The General Secretary of CWU Dave Ward has warned against turning the postal service into a “gig economy-style parcel courier, reliant on casual labour.”

He said: “Posties are people who take a great deal of pride in what they do – they’re part of the communities they serve and look out for.

“They have the knowledge, care and commitment that can never be found in agency work, which is unstable and unpredictable by its very nature.

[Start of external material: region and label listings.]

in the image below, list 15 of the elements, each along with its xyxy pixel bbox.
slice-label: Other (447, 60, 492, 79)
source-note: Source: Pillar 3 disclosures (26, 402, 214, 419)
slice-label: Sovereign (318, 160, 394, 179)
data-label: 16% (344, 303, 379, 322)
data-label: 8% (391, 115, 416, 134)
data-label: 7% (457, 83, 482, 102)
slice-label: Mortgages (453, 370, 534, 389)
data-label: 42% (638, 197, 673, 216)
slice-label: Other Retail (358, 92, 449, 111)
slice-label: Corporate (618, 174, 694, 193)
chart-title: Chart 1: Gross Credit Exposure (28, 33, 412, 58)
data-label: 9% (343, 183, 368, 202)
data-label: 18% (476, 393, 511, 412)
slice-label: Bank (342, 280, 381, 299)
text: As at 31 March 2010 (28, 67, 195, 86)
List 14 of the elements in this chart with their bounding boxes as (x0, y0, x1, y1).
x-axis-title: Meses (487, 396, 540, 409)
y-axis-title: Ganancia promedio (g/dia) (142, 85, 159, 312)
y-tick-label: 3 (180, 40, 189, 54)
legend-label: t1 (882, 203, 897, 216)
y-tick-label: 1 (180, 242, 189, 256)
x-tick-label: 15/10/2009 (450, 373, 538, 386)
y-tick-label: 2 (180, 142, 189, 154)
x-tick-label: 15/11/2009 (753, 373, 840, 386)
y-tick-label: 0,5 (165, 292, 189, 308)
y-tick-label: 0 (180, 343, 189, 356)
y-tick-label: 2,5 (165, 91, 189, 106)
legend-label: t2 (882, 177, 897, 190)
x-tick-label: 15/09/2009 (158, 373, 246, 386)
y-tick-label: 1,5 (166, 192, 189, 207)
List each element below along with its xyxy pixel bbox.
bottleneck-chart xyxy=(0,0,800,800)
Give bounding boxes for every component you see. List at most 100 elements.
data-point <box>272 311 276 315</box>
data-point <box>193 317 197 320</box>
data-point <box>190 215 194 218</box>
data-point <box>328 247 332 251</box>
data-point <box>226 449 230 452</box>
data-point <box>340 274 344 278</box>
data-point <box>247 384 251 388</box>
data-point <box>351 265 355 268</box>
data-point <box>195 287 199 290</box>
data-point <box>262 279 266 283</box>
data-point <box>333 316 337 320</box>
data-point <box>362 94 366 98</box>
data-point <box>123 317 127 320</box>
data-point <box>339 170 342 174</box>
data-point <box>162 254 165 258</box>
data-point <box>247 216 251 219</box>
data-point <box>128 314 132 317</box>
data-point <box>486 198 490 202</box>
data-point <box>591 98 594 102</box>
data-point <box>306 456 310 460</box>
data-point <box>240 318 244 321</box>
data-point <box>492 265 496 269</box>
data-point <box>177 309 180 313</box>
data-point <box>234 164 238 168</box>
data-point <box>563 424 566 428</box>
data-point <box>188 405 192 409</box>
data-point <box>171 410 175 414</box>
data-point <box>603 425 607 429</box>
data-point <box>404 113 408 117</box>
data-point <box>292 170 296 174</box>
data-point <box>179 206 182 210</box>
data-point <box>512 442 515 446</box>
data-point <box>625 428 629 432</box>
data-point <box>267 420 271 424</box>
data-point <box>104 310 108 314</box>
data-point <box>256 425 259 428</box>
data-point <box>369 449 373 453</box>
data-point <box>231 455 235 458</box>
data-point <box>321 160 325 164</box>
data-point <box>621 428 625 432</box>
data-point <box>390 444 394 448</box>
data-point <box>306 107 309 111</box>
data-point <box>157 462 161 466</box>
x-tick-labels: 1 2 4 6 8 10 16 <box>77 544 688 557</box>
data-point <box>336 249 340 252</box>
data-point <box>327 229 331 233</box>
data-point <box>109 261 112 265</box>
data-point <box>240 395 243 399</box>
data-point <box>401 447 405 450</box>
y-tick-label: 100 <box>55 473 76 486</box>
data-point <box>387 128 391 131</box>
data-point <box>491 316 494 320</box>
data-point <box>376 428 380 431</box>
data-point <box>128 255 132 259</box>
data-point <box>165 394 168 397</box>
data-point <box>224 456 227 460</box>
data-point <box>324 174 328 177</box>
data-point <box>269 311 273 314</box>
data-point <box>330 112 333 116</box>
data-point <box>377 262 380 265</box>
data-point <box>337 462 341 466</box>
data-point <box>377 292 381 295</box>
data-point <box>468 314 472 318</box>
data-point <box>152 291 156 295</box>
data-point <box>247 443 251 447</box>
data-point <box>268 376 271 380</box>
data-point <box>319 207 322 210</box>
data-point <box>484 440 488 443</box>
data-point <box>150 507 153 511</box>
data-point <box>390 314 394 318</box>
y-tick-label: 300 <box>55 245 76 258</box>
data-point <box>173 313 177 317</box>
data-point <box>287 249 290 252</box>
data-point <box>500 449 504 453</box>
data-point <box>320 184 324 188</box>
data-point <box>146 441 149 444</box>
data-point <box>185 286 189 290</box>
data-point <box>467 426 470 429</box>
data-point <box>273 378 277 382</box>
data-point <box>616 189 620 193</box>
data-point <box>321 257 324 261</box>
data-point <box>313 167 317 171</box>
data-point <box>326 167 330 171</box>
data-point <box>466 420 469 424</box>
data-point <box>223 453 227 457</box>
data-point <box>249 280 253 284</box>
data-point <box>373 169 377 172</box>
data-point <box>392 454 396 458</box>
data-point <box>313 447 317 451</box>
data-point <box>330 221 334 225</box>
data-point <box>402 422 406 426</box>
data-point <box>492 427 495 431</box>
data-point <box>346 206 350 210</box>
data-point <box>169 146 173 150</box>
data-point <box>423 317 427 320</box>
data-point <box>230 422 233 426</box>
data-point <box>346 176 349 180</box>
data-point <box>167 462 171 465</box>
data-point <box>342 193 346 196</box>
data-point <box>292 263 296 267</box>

“Our members are fighting with all their might to stop Royal Mail becoming this sort of work, and they will not stop until the dignity and stability of their livelihoods is assured.”

Alex Marshall, General Secretary of the Independent Workers’ of Great Britain (IWGB) said:

“At the IWGB we’ve been organising in the gig economy for years. We’re seeing first hand the exploitative models pioneered by the likes of Uber and Deliveroo creep into other sectors, business models which intend to strip workers of their rights, pay them as little as possible and minimise power in the workplace.”

Novara Media approached Royal Mail and Ryde for comment, but got no reply.

Polly Smythe is Novara Media’s labour movement correspondent.